Being that I was never much of a cat lover-like my ex-girlfriend-I was surprised how affected I was by all of this.

I beg your pardon.

What's the point I'm trying to make, you ask?

Right.

Here's my point:

My brother, Gregory a.k.a Hobobo and I, after much deliberation, decided to start up a publishing company, "Murduk Publishing, Inc.," with the view to self-publishing a long-written historical fiction novel, entitled "Hegemony," through the famous crowdfunding site call Kickstarter. Being the poor-ass blokes that we are-and many of you know our story of how we fought to rise out of living on the streets, as homeless poets & co-hosts-we made an effort to supplicate you for your generous support.

This could've come in the form of anything from $1.00 to as much as $150.00. Now, we understand that most folks in the artist & poetry community are "struggling artist," as are we; so we're NOT demanding anyone to do anything, which would put themselves in financial jeopardy. Needless to say, we are running out of time to raise such funds, in order to see our dream reach fruition, and are now rushing headlong into the abyss of extinction.

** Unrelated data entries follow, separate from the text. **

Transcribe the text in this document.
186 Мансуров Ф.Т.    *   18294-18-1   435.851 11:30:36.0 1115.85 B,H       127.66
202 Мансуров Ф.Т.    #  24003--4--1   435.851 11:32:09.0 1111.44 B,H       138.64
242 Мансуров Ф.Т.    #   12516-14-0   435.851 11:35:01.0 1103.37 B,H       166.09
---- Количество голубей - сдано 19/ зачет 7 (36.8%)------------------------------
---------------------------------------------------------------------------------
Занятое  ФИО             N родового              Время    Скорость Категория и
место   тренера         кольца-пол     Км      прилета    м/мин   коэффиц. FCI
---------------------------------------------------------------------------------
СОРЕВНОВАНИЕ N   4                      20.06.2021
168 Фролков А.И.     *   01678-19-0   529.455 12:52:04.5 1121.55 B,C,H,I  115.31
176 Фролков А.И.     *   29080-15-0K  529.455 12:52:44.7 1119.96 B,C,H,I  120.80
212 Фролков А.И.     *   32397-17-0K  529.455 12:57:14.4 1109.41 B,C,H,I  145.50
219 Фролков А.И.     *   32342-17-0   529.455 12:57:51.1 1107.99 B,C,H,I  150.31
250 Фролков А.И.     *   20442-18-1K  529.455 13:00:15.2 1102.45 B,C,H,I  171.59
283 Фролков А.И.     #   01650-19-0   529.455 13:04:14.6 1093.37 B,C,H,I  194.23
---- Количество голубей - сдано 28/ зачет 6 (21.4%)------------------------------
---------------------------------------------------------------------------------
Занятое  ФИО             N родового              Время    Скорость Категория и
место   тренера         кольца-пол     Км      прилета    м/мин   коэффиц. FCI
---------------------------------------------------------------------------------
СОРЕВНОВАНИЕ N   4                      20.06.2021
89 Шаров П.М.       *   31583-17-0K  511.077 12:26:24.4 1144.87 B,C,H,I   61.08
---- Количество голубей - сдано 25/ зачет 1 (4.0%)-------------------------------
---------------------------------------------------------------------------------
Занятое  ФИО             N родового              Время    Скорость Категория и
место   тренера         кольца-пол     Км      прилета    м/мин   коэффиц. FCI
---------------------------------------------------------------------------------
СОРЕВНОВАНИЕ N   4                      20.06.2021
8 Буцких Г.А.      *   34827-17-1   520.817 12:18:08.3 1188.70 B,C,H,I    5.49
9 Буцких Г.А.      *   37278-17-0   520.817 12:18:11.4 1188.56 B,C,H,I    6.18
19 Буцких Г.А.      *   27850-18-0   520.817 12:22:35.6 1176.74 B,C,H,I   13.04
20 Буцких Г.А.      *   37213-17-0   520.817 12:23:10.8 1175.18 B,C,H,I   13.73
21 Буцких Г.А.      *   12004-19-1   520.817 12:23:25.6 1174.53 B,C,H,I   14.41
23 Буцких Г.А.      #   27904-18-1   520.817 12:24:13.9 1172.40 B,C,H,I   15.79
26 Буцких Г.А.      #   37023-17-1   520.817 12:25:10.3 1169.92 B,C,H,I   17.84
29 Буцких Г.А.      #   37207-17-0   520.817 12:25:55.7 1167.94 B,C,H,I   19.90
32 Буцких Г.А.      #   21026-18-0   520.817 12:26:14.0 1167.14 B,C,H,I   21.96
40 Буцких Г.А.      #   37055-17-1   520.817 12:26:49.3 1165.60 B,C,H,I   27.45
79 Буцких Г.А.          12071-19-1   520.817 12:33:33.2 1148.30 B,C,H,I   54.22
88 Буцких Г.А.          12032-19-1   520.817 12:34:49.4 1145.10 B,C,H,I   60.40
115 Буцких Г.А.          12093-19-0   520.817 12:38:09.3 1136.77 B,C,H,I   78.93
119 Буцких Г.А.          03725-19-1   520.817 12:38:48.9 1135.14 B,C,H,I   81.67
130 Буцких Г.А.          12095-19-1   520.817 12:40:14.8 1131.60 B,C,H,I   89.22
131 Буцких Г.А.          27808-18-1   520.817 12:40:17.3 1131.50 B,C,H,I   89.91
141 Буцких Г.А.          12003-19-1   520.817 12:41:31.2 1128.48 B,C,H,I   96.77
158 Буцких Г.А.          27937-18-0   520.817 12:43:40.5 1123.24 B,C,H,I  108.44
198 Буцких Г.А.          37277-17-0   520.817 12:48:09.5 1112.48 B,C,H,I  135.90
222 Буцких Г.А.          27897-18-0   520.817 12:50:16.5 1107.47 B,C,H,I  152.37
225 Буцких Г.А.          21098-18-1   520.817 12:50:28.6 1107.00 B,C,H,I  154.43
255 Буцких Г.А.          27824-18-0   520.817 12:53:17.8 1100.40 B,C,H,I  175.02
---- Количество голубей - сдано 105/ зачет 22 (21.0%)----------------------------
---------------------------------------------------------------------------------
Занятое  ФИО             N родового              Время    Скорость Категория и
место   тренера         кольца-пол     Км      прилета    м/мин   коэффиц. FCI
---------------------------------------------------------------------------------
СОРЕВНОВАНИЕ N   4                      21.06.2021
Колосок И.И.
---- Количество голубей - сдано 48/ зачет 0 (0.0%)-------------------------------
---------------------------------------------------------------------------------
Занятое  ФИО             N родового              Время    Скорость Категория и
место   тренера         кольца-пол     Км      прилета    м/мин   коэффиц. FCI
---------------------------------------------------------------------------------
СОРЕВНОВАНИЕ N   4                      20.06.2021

We are not mad at anyone for this. The fault is our own.

However, we do appreciate the financial assistance we did receive from a number of friends & acquaintances in the community-and when we say we are grateful to you for your contributions, we mean it from the very bottom of our hearts. We are NOT ingrates or arrogant.

So, as I promised, I'm going to make this "Short and to the Point." (Yeah right!) In less than 20 days we will fail to reach our projected goals of raising $45,000 (that's correct-that's how much it cost to properly publish & market a book) and will have to descend into the chasm of the earth and make friends with the subterranean darkness of the void.

Note: We ARE NOT afraid of failure! We have PHD's in failure & Masters degrees in overcoming disappointments.

Nonetheless, like "Dinkles" we WILL experience a resurgence of life, learn from our mistakes and reorganize another another form, with a new invigorated strategy that shall meet our goal. And like little "Dinkles" we will be doing back flips on walls, when we finally are met with this certain success.

For those of you who supported us financially in our campaign, we think you sincerely from the depths of our souls. For those of you who even took the time to offer us words of encouragement along the way, on Facebook, we thank you profusely from the bottom of our hearts. Sometimes simple words can prove to be as inspiring as material wealth. For those of you who might've quietly hoped that we failed miserably, kindly remember the story of "Dinkles," and keep a handy supply of ointment available.

Because, like a rash, WE WILL BE BACK!